City of Columbus To Start Intensified Pothole Repair - Call 311


The city of Columbus will begin a two-week intensified pothole repair program Sunday, March 18, 2012.  Department of Public Service Street Maintenance crews will patch potholes around the clock during the effort through April 1, weather permitting.  Potholes cannot be repaired during snow, ice and rain events.
The pothole effort will be done within regular working hours at no additional costs, without using overtime. 
During the two-week intensified pothole repair effort, residents may report potholes through Facebook at Report Columbus Potholes or Twitter @ColumbusDPS, in addition to the customary 311 Customer Service Center.  To help the City better serve residents, the City asks residents to include the location of the pothole by referencing:
  • The name of the street where the pothole is located
  • The address of a home or business closest to the pothole
  • The direction of travel (northbound, southbound, eastbound, westbound) where the pothole is located
  • If it is a multi-lane street, the lane in which the pothole is located
Residents are also reminded not to tweet/facebook and drive.
The mild winter of 2011-12 has allowed City crews who would otherwise be plowing snow to get a head start on winter pothole repair:
  • City crews fixed 7,758 potholes in December 2011, more than the combined 7,541 potholes repaired during the previous two Decembers of 2010 and 2009 
  • City crews repaired 10,400 potholes in January, more than the 7,597 pothole filled in January 2011 and the 8,653 potholes fixed in January 2010
  • The 16,465 potholes repaired in February are fewer than the 17,968 of February 2011.   This is the result Mayor Michael B. Coleman’s 2011 increased investment in street resurfacing in 2011 and the absence of the typical repeated winter freeze-thaw cycles that are a leading contributor to the creation of potholes.
Pothole patching is a year-round city of Columbus priority.  The standard for pothole repair is within three days after a service request is filed with the City’s 311 Customer Service Center.  The standard may go beyond three days when:
  • A very large volume of potholes are being reported
  • Snow, ice or rain storm that prohibit pothole patching; In these instances, the standard is to patch potholes as soon as possible
The severity of winter weather and the general condition of city streets drive the number of potholes.  From 2007 through 2011, the City has patched an average of 124,753 potholes.
Residents are encouraged to report potholes throughout the year by contacting 311 at 311 or 645-3111, or online at www.311.columbus.gov.

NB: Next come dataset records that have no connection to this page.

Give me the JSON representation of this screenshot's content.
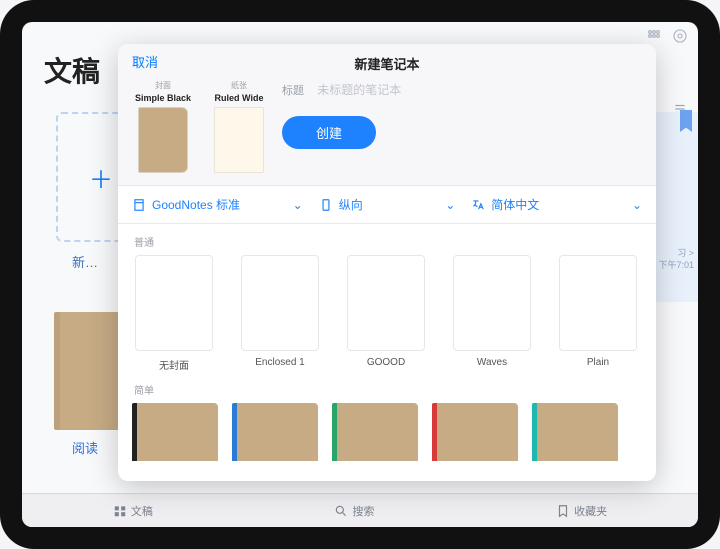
{
  "background": {
    "page_title": "文稿",
    "new_label": "新…",
    "read_label": "阅读",
    "side_text_1": "习 >",
    "side_text_2": "下午7:01"
  },
  "tabbar": {
    "docs": "文稿",
    "search": "搜索",
    "fav": "收藏夹"
  },
  "modal": {
    "cancel": "取消",
    "title": "新建笔记本",
    "cover_caption": "封面",
    "paper_caption": "纸张",
    "cover_name": "Simple Black",
    "paper_name": "Ruled Wide",
    "field_label": "标题",
    "field_placeholder": "未标题的笔记本",
    "create": "创建"
  },
  "filters": {
    "size": "GoodNotes 标准",
    "orient": "纵向",
    "lang": "简体中文"
  },
  "section1": "普通",
  "templates": [
    {
      "name": "无封面"
    },
    {
      "name": "Enclosed 1"
    },
    {
      "name": "GOOOD"
    },
    {
      "name": "Waves"
    },
    {
      "name": "Plain"
    }
  ],
  "section2": "简单"
}
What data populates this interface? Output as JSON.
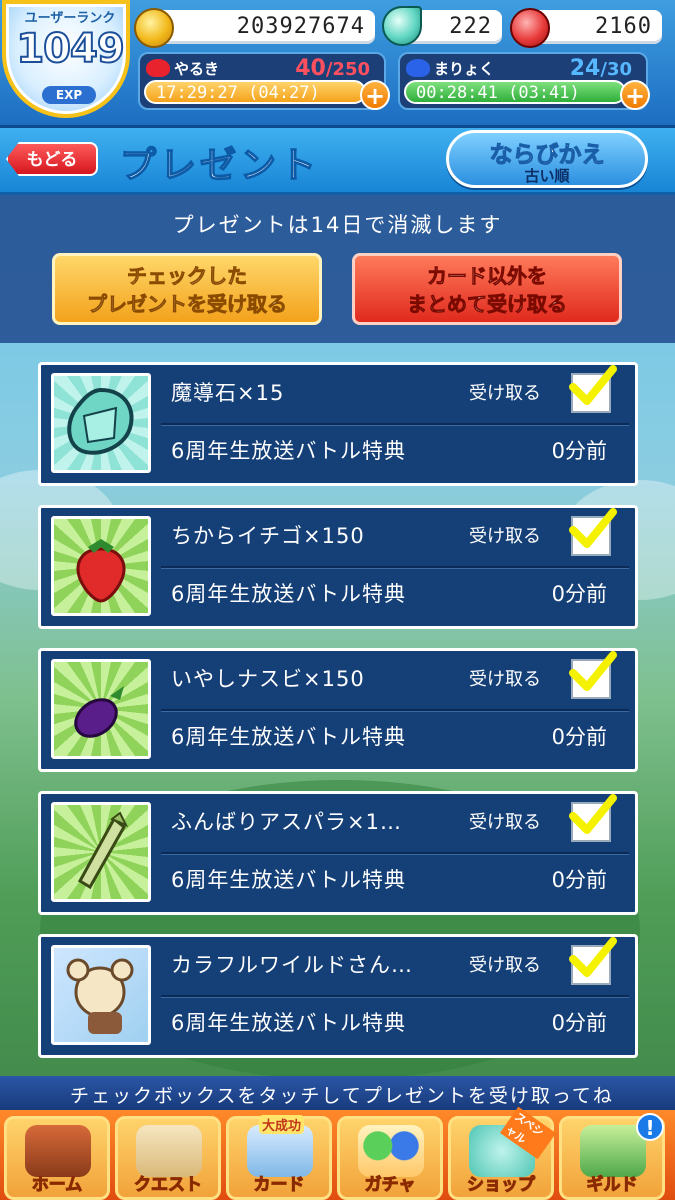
{
  "status": {
    "rank_title": "ユーザーランク",
    "rank_value": "1049",
    "rank_exp_label": "EXP",
    "coins": "203927674",
    "gems": "222",
    "tickets": "2160",
    "stamina": {
      "label": "やるき",
      "current": "40",
      "max": "/250",
      "timer": "17:29:27 (04:27)"
    },
    "mana": {
      "label": "まりょく",
      "current": "24",
      "max": "/30",
      "timer": "00:28:41 (03:41)"
    },
    "plus_label": "+"
  },
  "header": {
    "back_label": "もどる",
    "title": "プレゼント",
    "sort_label": "ならびかえ",
    "sort_value": "古い順"
  },
  "info": {
    "expiry_notice": "プレゼントは14日で消滅します",
    "receive_checked_line1": "チェックした",
    "receive_checked_line2": "プレゼントを受け取る",
    "receive_all_line1": "カード以外を",
    "receive_all_line2": "まとめて受け取る"
  },
  "presents": [
    {
      "name": "魔導石×15",
      "source": "6周年生放送バトル特典",
      "time": "0分前",
      "receive_label": "受け取る",
      "icon": "gem-icon",
      "checked": true
    },
    {
      "name": "ちからイチゴ×150",
      "source": "6周年生放送バトル特典",
      "time": "0分前",
      "receive_label": "受け取る",
      "icon": "strawberry-icon",
      "checked": true
    },
    {
      "name": "いやしナスビ×150",
      "source": "6周年生放送バトル特典",
      "time": "0分前",
      "receive_label": "受け取る",
      "icon": "eggplant-icon",
      "checked": true
    },
    {
      "name": "ふんばりアスパラ×1…",
      "source": "6周年生放送バトル特典",
      "time": "0分前",
      "receive_label": "受け取る",
      "icon": "asparagus-icon",
      "checked": true
    },
    {
      "name": "カラフルワイルドさん…",
      "source": "6周年生放送バトル特典",
      "time": "0分前",
      "receive_label": "受け取る",
      "icon": "card-character-icon",
      "checked": true
    }
  ],
  "ticker": "チェックボックスをタッチしてプレゼントを受け取ってね",
  "nav": [
    {
      "label": "ホーム",
      "icon": "home-icon"
    },
    {
      "label": "クエスト",
      "icon": "quest-map-icon"
    },
    {
      "label": "カード",
      "icon": "card-icon",
      "badge": "大成功"
    },
    {
      "label": "ガチャ",
      "icon": "gacha-icon"
    },
    {
      "label": "ショップ",
      "icon": "shop-icon",
      "badge": "スペシャル"
    },
    {
      "label": "ギルド",
      "icon": "guild-icon",
      "badge": "!"
    }
  ],
  "colors": {
    "accent_red": "#d6161f",
    "accent_orange": "#f5a21b",
    "list_bg": "#153f77",
    "check_yellow": "#f4f200"
  }
}
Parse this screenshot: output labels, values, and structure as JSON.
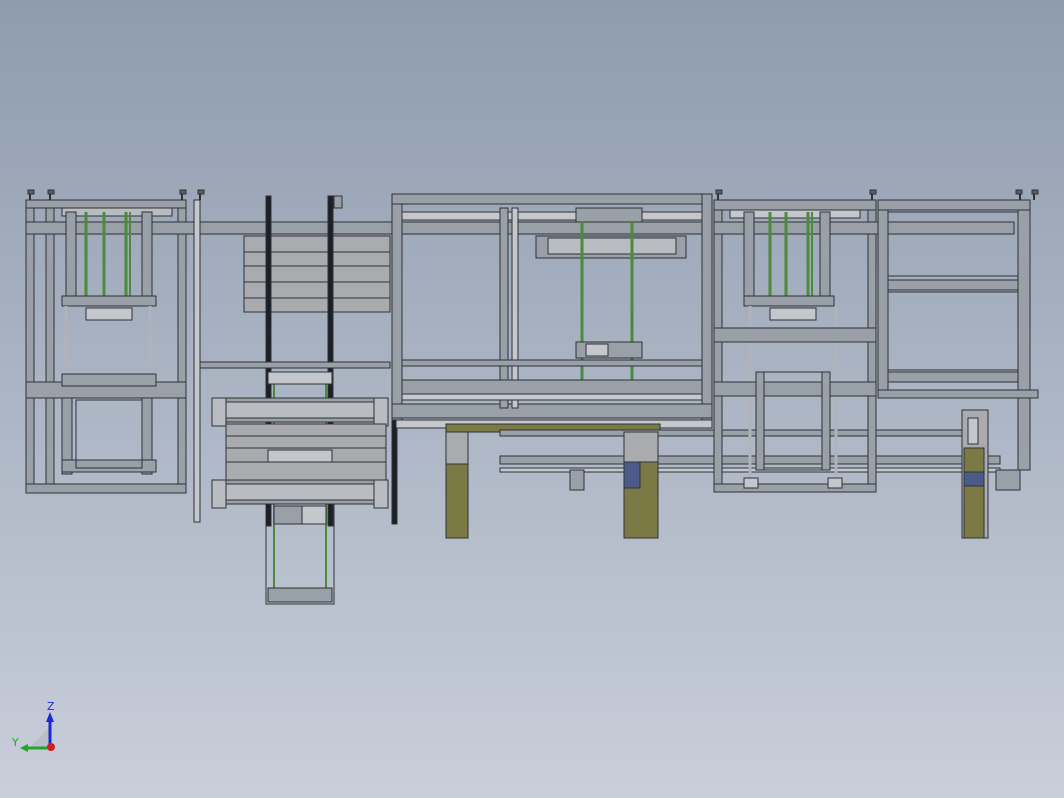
{
  "viewport": {
    "background_top": "#8e9cae",
    "background_bottom": "#c9ceda"
  },
  "colors": {
    "frame_dark": "#3a3f47",
    "frame_fill": "#9aa0a8",
    "frame_light": "#c4c7cc",
    "panel_fill": "#a9abae",
    "rail_green": "#4c8a3c",
    "olive": "#7b7a45",
    "navy": "#4b5a86",
    "black_post": "#1c1f24"
  },
  "triad": {
    "z_label": "Z",
    "y_label": "Y",
    "z_color": "#1c2ad6",
    "y_color": "#21a52a",
    "x_color": "#d21e1e"
  }
}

The City is responsible for repairing potholes on 6,366 lane miles of roadway; a lane mile is one mile of roadway multiplied by the number of lanes on the roadway.   
The two-week pothole repair effort will be funded through the Department of Public Service’s Street Construction Maintenance Fund.

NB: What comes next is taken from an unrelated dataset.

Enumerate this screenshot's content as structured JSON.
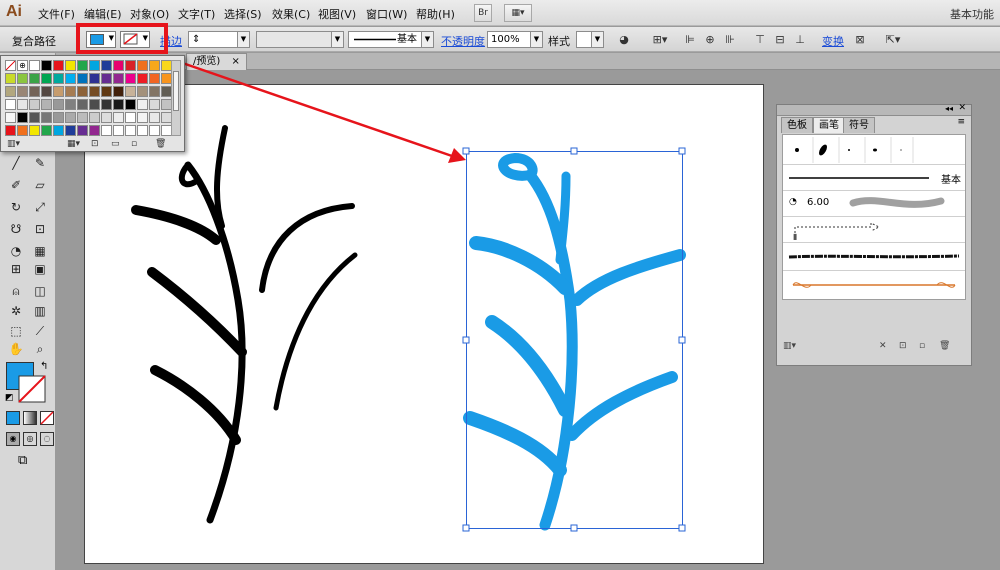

                               City of Columbus Pothole Patching Fact Sheet
The City of Columbus patches potholes on City of Columbus streets and parts of State routes 315, 33 and 104 that are in the City of Columbus
  • ODOT is responsible for patching potholes on I-70, I-71, I-270 and I-670
Columbus’ Pothole Patching crews are responsible for 6,366 lane miles of roadway. 

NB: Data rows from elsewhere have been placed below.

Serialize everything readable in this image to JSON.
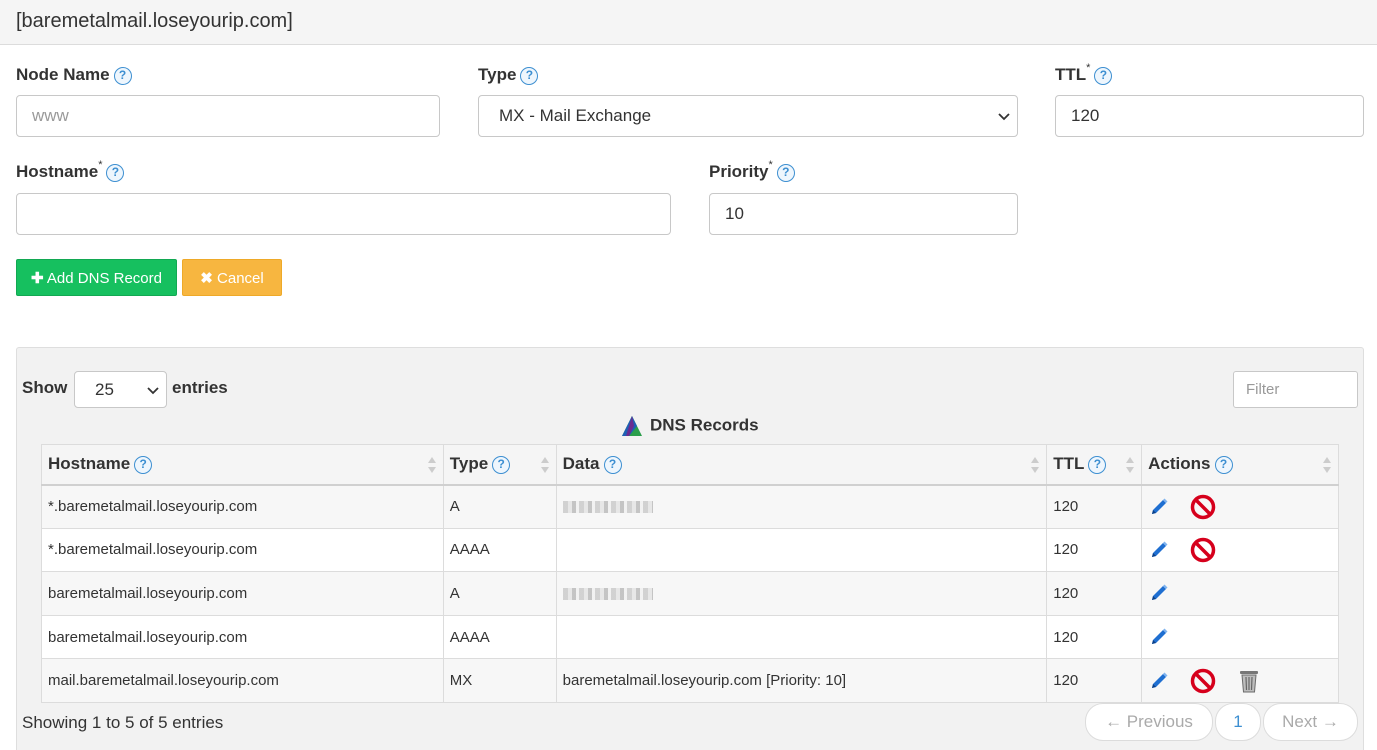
{
  "header": {
    "title": "[baremetalmail.loseyourip.com]"
  },
  "form": {
    "node_name": {
      "label": "Node Name",
      "placeholder": "www",
      "value": ""
    },
    "type": {
      "label": "Type",
      "value": "MX - Mail Exchange"
    },
    "ttl": {
      "label": "TTL",
      "required": "*",
      "value": "120"
    },
    "hostname": {
      "label": "Hostname",
      "required": "*",
      "value": ""
    },
    "priority": {
      "label": "Priority",
      "required": "*",
      "value": "10"
    },
    "help_glyph": "?"
  },
  "buttons": {
    "add": "Add DNS Record",
    "cancel": "Cancel"
  },
  "table_controls": {
    "show": "Show",
    "entries_value": "25",
    "entries": "entries",
    "filter_placeholder": "Filter"
  },
  "table": {
    "title": "DNS Records",
    "columns": [
      "Hostname",
      "Type",
      "Data",
      "TTL",
      "Actions"
    ],
    "rows": [
      {
        "hostname": "*.baremetalmail.loseyourip.com",
        "type": "A",
        "data": "",
        "ttl": "120",
        "actions": [
          "edit-icon",
          "disable-icon"
        ]
      },
      {
        "hostname": "*.baremetalmail.loseyourip.com",
        "type": "AAAA",
        "data": "",
        "ttl": "120",
        "actions": [
          "edit-icon",
          "disable-icon"
        ]
      },
      {
        "hostname": "baremetalmail.loseyourip.com",
        "type": "A",
        "data": "",
        "ttl": "120",
        "actions": [
          "edit-icon"
        ]
      },
      {
        "hostname": "baremetalmail.loseyourip.com",
        "type": "AAAA",
        "data": "",
        "ttl": "120",
        "actions": [
          "edit-icon"
        ]
      },
      {
        "hostname": "mail.baremetalmail.loseyourip.com",
        "type": "MX",
        "data": "baremetalmail.loseyourip.com [Priority: 10]",
        "ttl": "120",
        "actions": [
          "edit-icon",
          "disable-icon",
          "trash-icon"
        ]
      }
    ]
  },
  "footer": {
    "info": "Showing 1 to 5 of 5 entries",
    "previous": "← Previous",
    "page": "1",
    "next": "Next →"
  },
  "colors": {
    "add_button": "#16c05f",
    "cancel_button": "#f7b640",
    "help_icon": "#3d8fd1",
    "disable_icon": "#d6001c",
    "edit_icon": "#1f6fd1"
  }
}
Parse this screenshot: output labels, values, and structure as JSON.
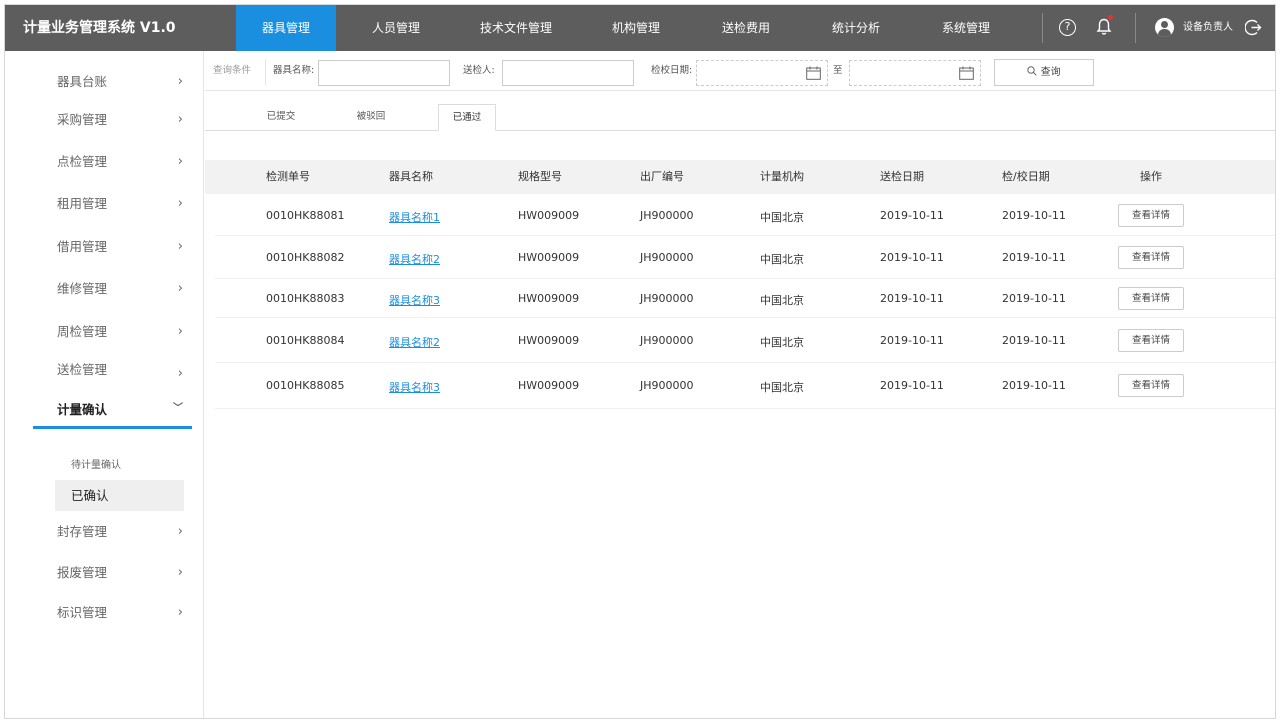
{
  "app": {
    "title": "计量业务管理系统 V1.0"
  },
  "nav": {
    "items": [
      "器具管理",
      "人员管理",
      "技术文件管理",
      "机构管理",
      "送检费用",
      "统计分析",
      "系统管理"
    ],
    "active_index": 0,
    "active_color": "#1a8fe0"
  },
  "header": {
    "user": "设备负责人",
    "notification_badge_color": "#e8322f"
  },
  "sidebar": {
    "items": [
      "器具台账",
      "采购管理",
      "点检管理",
      "租用管理",
      "借用管理",
      "维修管理",
      "周检管理",
      "送检管理",
      "计量确认",
      "封存管理",
      "报废管理",
      "标识管理"
    ],
    "open_item": "计量确认",
    "sub_items": [
      "待计量确认",
      "已确认"
    ],
    "active_sub_item": "已确认"
  },
  "filter": {
    "section_label": "查询条件",
    "name_label": "器具名称:",
    "name_value": "",
    "sender_label": "送检人:",
    "sender_value": "",
    "date_label": "检校日期:",
    "date_to": "至",
    "search_button": "查询"
  },
  "tabs": {
    "items": [
      "已提交",
      "被驳回",
      "已通过"
    ],
    "active": "已通过"
  },
  "table": {
    "columns": [
      "检测单号",
      "器具名称",
      "规格型号",
      "出厂编号",
      "计量机构",
      "送检日期",
      "检/校日期",
      "操作"
    ],
    "rows": [
      [
        "0010HK88081",
        "器具名称1",
        "HW009009",
        "JH900000",
        "中国北京",
        "2019-10-11",
        "2019-10-11",
        "查看详情"
      ],
      [
        "0010HK88082",
        "器具名称2",
        "HW009009",
        "JH900000",
        "中国北京",
        "2019-10-11",
        "2019-10-11",
        "查看详情"
      ],
      [
        "0010HK88083",
        "器具名称3",
        "HW009009",
        "JH900000",
        "中国北京",
        "2019-10-11",
        "2019-10-11",
        "查看详情"
      ],
      [
        "0010HK88084",
        "器具名称2",
        "HW009009",
        "JH900000",
        "中国北京",
        "2019-10-11",
        "2019-10-11",
        "查看详情"
      ],
      [
        "0010HK88085",
        "器具名称3",
        "HW009009",
        "JH900000",
        "中国北京",
        "2019-10-11",
        "2019-10-11",
        "查看详情"
      ]
    ]
  }
}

  • This effort is measured in lane miles because potholes can occur in each lane of a roadway
  • A lane mile is defined as one mile of roadway multiplied by the number of lanes in the roadway.  For example:
  • 1-mile stretch of roadway x 5 lanes in the roadway = 5 lane miles
 Pothole Patching  policy and practice:
  • The process for patching potholes begins two different ways:
  • Residents contact 311 (call 311 or 645-3111, or online at www.311.columbus.gov) to notify the City of the location of a pothole.  Please include an address or nearest address of a home or business where the pothole is located to help us serve you better.  The locations are then forwarded to the Department of Public Service to be scheduled for patching, or
  • Separate from, and in addition to, 311 requests, Department of Public Service crews are routinely deployed to locate and patch potholes.  These deployments are proactive standard practice that works in tandem with 311 requests to find and patch potholes.
 Patching potholes is a City of Columbus priority:
  • The City’s standard:  Potholes are typically patched within three (3) days after a service request is filed with 311 to do so
  • This standard may go beyond three days because of:
  • A very large volume of potholes being reported.  In these instances, the standard is to patch potholes as soon as possible
  • A snow, ice or rain storm prohibits pothole patching
 Columbus’ Pothole Patching crews are responsible for 227 square miles, much more than their counterparts in other Ohio cities:
  • Cleveland:  82 square miles
  • Toledo:  80 square miles
  • Cincinnati:  79 square miles
  • Dayton:  57 square miles
  • Dublin:  26 square miles
  • Grove City:  16.2 square miles
  • Gahanna:  12 square miles
  • Reynoldsburg:  12 square miles
  • Hilliard:  11.5 square miles
  • Upper Arlington:  9.67 square miles
  • Pickerington:  9.58 square miles
  • Worthington:  5 square miles
  • Bexley:  2.5 square miles
 Columbus’ pothole repair crews are responsible for more than 6,300 lane miles of roadway, more than any other Ohio city (or, 2,060 linear miles, approximately the distance between Columbus and Las Vegas)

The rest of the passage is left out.